While 300 reaped the box office rewards, Sin City was the movie that got far more critical attention for its bold style. Of the seven original comic books, the first Sin City took most of its story from the third and fourth installment; leaving the events leading up to the movie fairly untouched. This created an opportunity for Australian game developer, Transmission Games, to come in and create a video game telling Sin City prequel stories.
The intention of the Sin City game was to recreate the Sin City aesthetic of a hard monochromatic tone, harsh lighting, and bright accent colors with a gameplay style reminiscent of Assassin’s Creed.

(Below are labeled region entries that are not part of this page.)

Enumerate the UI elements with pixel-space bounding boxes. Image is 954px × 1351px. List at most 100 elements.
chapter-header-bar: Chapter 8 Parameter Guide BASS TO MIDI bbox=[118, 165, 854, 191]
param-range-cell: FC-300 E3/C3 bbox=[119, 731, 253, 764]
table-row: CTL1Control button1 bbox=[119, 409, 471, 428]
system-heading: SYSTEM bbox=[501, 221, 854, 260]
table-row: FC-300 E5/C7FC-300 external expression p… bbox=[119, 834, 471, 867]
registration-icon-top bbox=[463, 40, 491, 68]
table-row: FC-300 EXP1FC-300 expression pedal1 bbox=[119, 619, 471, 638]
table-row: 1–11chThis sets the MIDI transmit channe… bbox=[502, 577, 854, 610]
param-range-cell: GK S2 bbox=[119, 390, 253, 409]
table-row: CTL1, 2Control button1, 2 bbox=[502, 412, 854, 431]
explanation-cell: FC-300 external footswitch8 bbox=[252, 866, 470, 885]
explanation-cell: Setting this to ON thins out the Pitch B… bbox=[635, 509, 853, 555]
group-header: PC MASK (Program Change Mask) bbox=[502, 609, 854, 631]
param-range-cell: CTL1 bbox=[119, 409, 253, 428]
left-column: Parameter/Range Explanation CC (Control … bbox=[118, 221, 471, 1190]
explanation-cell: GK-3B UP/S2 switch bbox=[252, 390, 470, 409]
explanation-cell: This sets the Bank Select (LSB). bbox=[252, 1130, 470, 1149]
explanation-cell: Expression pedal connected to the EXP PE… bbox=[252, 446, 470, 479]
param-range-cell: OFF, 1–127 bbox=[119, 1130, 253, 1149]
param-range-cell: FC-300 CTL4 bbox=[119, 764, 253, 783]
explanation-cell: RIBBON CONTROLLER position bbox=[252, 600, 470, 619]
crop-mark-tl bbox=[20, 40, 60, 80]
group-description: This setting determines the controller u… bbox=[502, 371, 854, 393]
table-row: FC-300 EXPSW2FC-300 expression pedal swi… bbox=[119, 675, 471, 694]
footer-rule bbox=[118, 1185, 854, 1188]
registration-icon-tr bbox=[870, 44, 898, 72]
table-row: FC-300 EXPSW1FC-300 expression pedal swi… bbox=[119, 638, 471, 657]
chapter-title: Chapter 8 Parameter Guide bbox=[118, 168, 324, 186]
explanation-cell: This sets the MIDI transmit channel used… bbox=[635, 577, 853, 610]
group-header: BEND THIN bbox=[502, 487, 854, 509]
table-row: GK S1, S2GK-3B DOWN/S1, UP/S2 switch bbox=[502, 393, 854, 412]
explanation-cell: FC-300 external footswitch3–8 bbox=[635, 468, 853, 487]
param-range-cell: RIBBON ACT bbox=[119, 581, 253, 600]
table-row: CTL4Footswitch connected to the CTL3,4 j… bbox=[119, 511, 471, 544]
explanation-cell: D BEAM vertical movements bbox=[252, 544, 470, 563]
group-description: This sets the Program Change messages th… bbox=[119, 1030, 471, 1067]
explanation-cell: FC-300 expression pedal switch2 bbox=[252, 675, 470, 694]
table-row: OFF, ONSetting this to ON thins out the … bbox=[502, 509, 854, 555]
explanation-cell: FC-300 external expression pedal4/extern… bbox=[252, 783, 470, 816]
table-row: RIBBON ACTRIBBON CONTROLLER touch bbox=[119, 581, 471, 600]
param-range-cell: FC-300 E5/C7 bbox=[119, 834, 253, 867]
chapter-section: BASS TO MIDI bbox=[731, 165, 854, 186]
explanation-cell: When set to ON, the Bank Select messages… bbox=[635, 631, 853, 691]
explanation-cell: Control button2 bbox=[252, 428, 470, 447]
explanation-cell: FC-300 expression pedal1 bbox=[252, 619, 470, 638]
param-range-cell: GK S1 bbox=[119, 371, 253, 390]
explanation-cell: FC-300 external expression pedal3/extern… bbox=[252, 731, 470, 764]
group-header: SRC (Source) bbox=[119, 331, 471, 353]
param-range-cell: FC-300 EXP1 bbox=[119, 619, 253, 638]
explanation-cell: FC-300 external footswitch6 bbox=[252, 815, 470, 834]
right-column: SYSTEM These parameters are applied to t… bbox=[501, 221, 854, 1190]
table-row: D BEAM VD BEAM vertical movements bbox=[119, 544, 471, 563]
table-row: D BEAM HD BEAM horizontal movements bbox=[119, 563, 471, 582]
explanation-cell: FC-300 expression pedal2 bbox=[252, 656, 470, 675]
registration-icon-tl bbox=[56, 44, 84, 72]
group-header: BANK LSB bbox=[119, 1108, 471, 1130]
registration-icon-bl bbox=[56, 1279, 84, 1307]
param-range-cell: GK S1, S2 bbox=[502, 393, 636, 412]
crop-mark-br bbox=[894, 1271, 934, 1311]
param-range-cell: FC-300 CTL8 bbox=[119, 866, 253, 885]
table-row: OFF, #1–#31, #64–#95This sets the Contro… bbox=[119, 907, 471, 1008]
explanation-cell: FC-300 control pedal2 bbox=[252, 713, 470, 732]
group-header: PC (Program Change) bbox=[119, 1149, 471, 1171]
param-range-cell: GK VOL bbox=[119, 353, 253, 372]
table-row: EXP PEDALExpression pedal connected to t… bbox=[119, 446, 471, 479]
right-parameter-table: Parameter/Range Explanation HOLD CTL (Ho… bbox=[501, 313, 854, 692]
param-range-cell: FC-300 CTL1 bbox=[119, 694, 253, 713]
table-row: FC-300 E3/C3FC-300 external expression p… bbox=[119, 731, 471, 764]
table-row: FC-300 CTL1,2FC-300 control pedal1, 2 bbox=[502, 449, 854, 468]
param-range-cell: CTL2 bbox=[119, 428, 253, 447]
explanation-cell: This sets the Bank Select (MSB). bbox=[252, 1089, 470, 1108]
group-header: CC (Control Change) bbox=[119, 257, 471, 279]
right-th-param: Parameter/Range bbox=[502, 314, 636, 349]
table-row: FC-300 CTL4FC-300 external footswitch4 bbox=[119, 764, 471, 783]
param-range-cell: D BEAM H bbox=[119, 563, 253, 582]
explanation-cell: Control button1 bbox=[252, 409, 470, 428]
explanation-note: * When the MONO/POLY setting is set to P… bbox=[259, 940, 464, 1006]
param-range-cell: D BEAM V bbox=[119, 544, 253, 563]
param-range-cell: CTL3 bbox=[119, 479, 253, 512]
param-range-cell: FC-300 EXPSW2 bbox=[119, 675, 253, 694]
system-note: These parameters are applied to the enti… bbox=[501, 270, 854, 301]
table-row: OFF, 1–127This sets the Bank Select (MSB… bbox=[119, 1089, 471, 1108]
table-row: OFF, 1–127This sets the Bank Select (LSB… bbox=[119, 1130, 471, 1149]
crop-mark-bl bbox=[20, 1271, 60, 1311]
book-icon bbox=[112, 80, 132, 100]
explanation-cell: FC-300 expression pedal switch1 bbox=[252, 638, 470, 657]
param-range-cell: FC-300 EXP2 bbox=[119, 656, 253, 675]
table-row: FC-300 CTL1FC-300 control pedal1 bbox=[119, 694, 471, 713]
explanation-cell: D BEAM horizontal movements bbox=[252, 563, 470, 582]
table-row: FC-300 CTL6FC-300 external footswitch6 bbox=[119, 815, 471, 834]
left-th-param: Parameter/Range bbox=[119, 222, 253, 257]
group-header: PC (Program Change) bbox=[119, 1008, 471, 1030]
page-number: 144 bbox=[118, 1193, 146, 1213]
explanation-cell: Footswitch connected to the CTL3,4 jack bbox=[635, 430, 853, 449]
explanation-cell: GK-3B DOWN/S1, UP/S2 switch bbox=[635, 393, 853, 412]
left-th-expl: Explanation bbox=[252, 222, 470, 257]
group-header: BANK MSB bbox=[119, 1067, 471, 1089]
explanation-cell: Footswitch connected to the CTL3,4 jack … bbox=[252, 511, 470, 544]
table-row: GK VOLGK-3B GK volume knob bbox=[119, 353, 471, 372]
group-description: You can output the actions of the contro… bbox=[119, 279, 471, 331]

The final product might have been like something of a cross between the noir detective tone of Max Payne mixed with the combat of the Arkham games, all behind the black and white look of the original comics. But there was no final product. Unfortunately, the game was canned before it could ever be completed.
While the concept of the game look enticing, behind the scenes troubles, eventually leading to the cancellation of the game, were twisting it away from what fans of the Sin City property would have wanted. Citing an anonymous source, Eurogamer says the game’s US based publisher, Red Mile Entertainment, and Frank Miller’s hand picked representative, Flint Dille, apparently had little familiarity or reverence for the source material, to which Transmission Games was attempting to strictly adhere.
Instead of going with comic accurate representations of the characters and scenes straight from the pages of the book presented by Transmission, the studio was tasked with amping up the sexual and violent elements in ways that ultimately betrayed the noir tone, the personalities of the characters, and twisted Sin City’s satirical take on sex and violence into something far more exploitative; including, what’s referred to as a “Dance Dance Revolution style” stiptease mini-game.
The game was eventually shelved when Red Mile was bought out due to financial troubles, but Eurogamer’s anonymous source claims the cancellation was a relief for Transmission Games:
“I think if that game had come out, people would have been disappointed. ‘What do these guys think they’re doing with Sin City, because that’s not Sin City.’ And we would have agreed with them.”
Sin City isn’t the only cancelled game to get recent exposure. Scrapped plans for Arkham-style Superman and Flash games were recently revealed, along with the LucasArts fatality featuring Darth Maul. It’s unlikely that any of these games will see production revivals like the Deadpool movie (re: due to leaked concept footage), but fans of these properties are always curious about what could have been.